The San Francisco Chronicle published a story today about click fraud referencing a study from Outsell. According to excerpts from the study (the full study is available on the Outsell site for $495), internet advertisers lost $800mm last year to click fraud.
The eye-catching headline numbers include:
- 14.6% of all click throughs are fraudulent
- 3/4ths of advertisers have been victim of fraud at least once
- 27% of advertisers have reduced or outright stopped spending on click through advertising
- 7% of advertisers request a refund, with almost 5% being granted
I have no idea whether the data in the Outsell report is accurate. From what I understand, the compiled the data from a proprietary survey of 400+ advertisers; but I haven't seen their methodology detailed enough to speak on the statistical significance. Either way though, this issue is tremendously important for the technology industry and can't be overestimated. Aside from the obvious Google, Microsoft and Yahoo implications, the sheer magnitude of the online advertising spend trends has been the major driver behind the Web 2.0 movement. Advertising business models have not only returned (remember the post bubble days when advertising models were considered unfundable) but are thriving, with folks making hundreds of thousands of dollars on click through ads for some of the more popular blogs, podcasts and vlogs.
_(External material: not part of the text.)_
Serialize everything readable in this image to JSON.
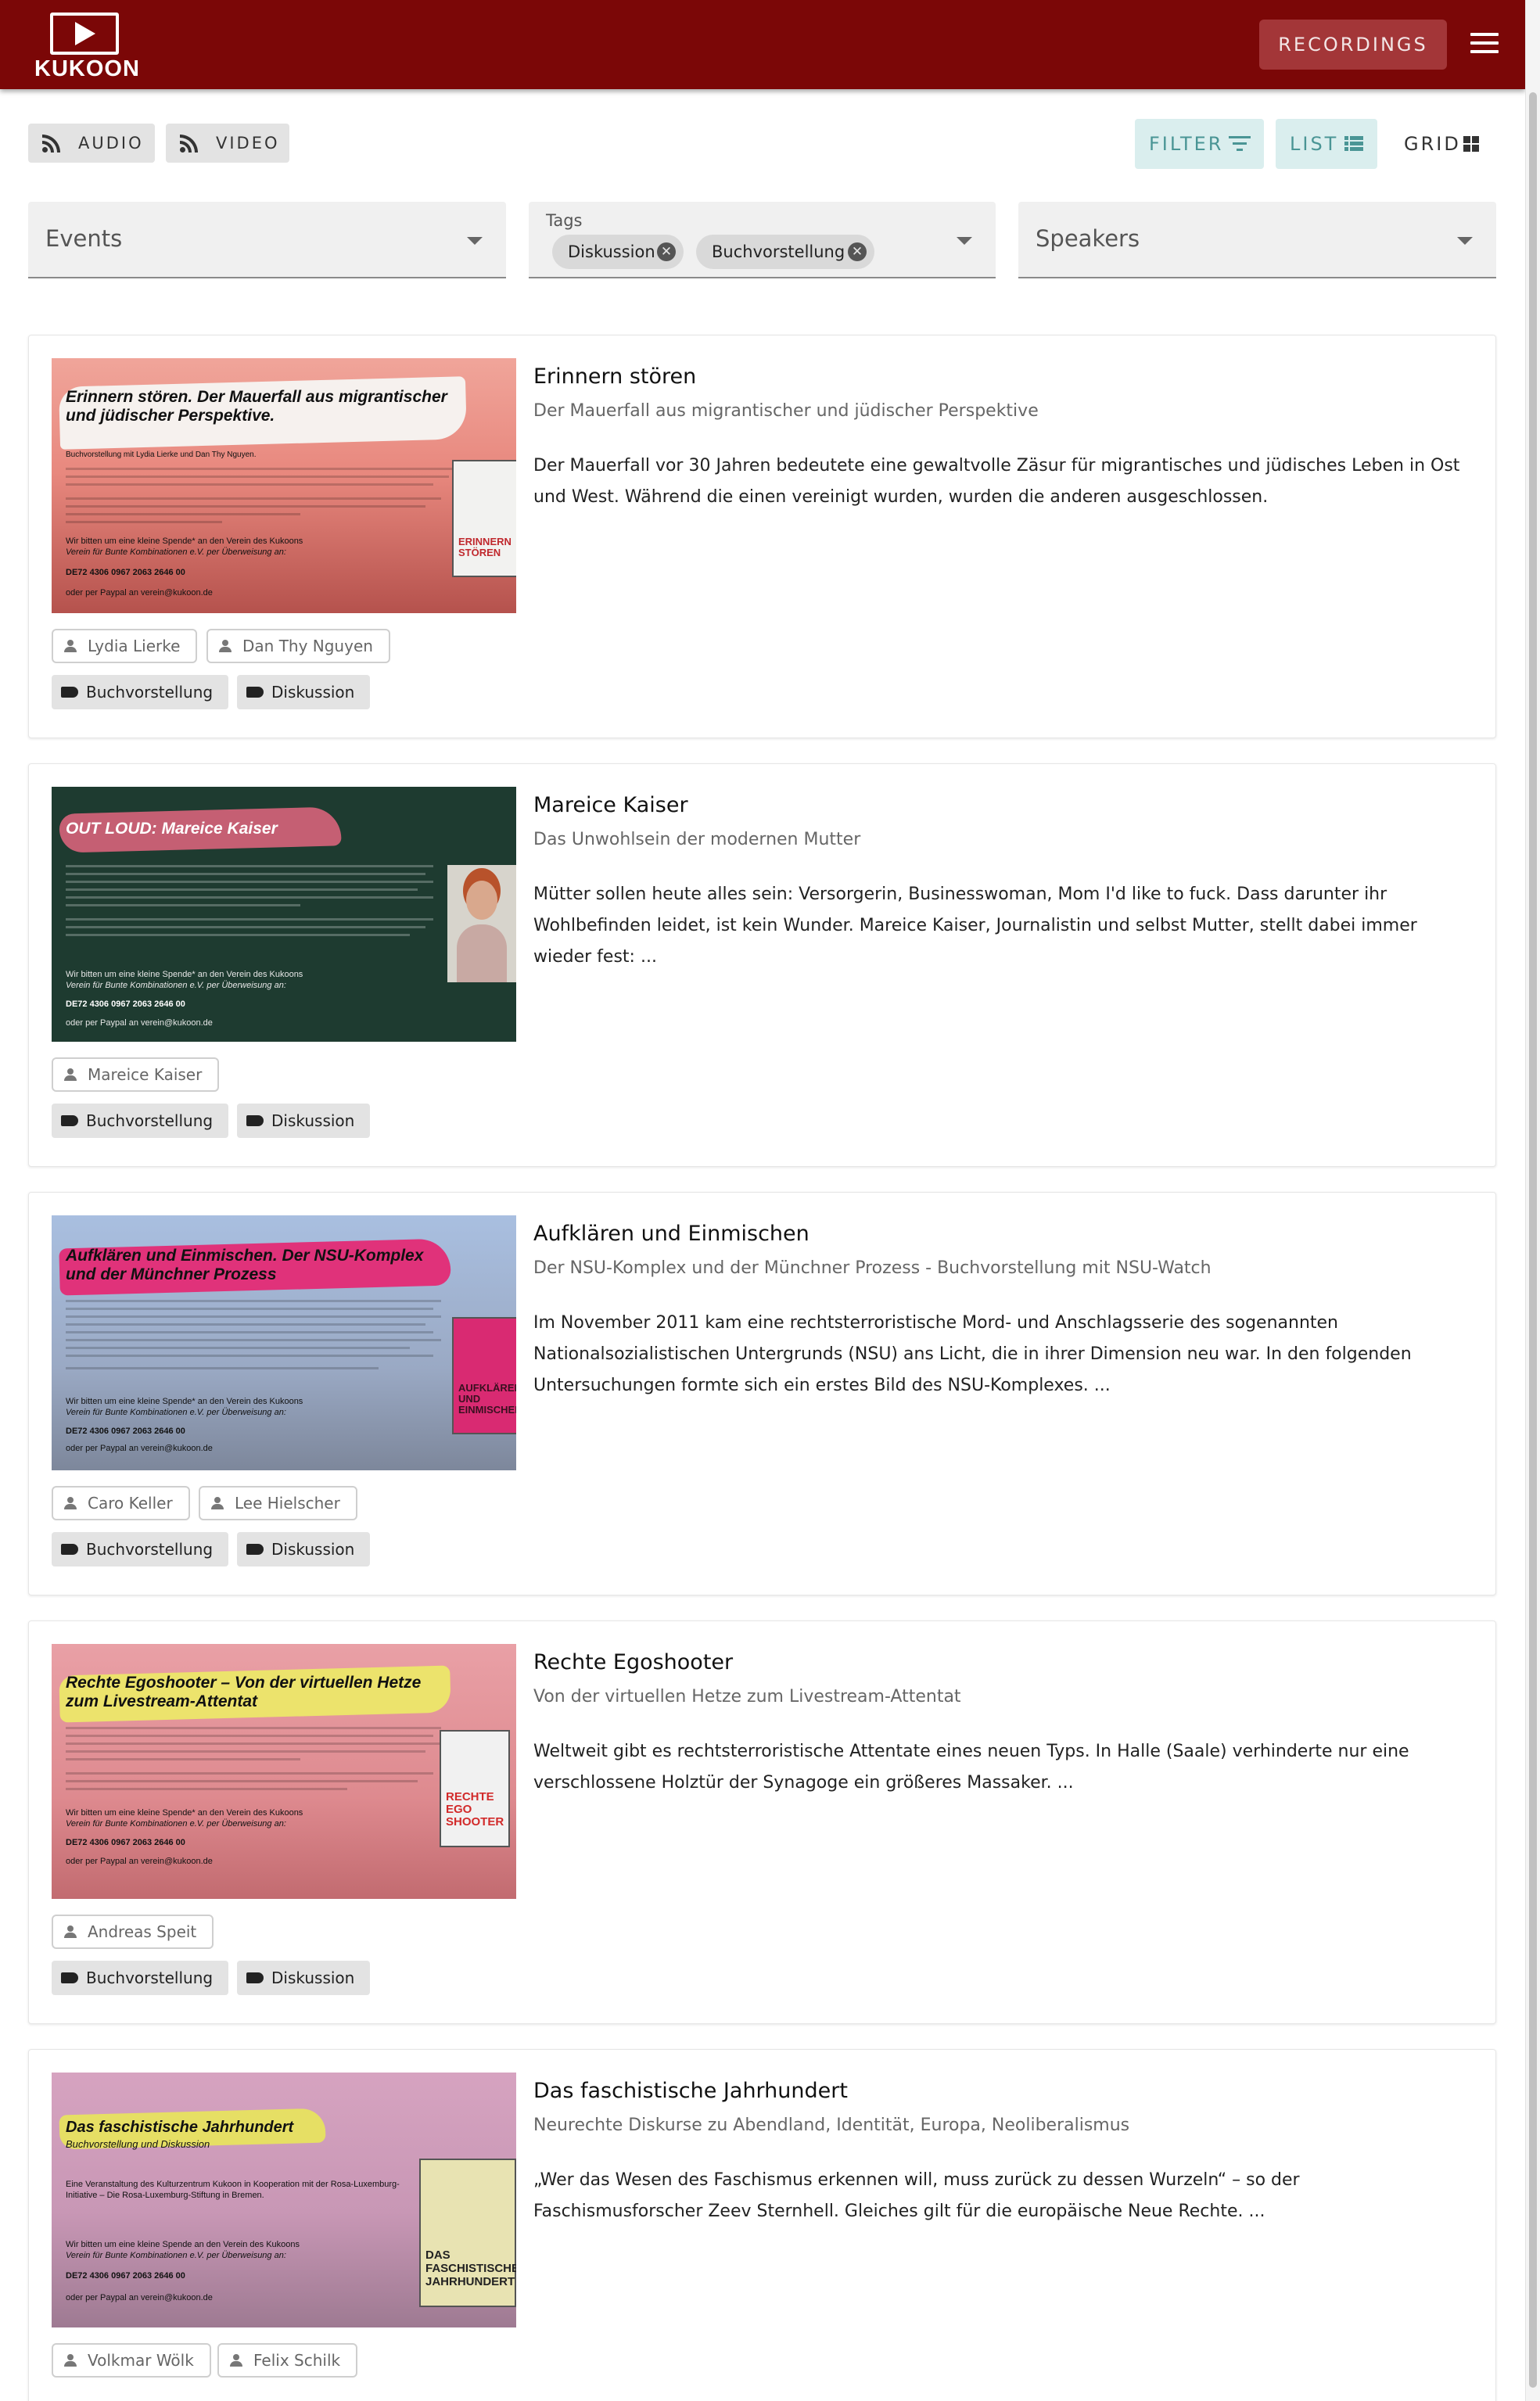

As one might imagine, there's a litany of reactions from the blogosphere...
- Jeff wonders how much GYM (Google, Yahoo and Microsoft) really tries to prevent click fraud?
- Search Engine Watch does a nice job of offering some counterpoints to the headline data
Note: At the time of this writing I, and/or funds I maintain discretionary control over, maintained a long equity position in MSFT but did not maintain a position (long or short) in either GOOG or YHOO.
GYM click fraud advertising google yahoo microsoft sfchronicle outsell woodrow
Did you purchase the report?
Just wondering.
By the way, don't I look stupid coming out with a BUY on YHOO on 7/14/06 only to downgrade the stock to a HOLD today. Surprised that only 3 others downgraded the stock (rochdale, JP Morgan, Pac Crest).
How is everything else going?
Posted by: Brian Bolan | July 19, 2006 at 07:24 PM
In the advertsing world you have to look at click fraud through the lens of every other form of fraud in audience capture. (I don't know the terms of art.)
I do know that magzaine circulation figures make the figures you mentioned look like rounding errors. I haven't done it, but I'd bet you'll see interesting stuff (including some fraud accusations and potential indictments if you type "circulation fraud" inot a search engine.
Same thing goes for television audience capture.
Options gifting, payoffs and honorairia (spelling) to doctors conducting clincial testing, press releases spinning wool into gold, yada yada yada....
Isn't everything some form of manipulation?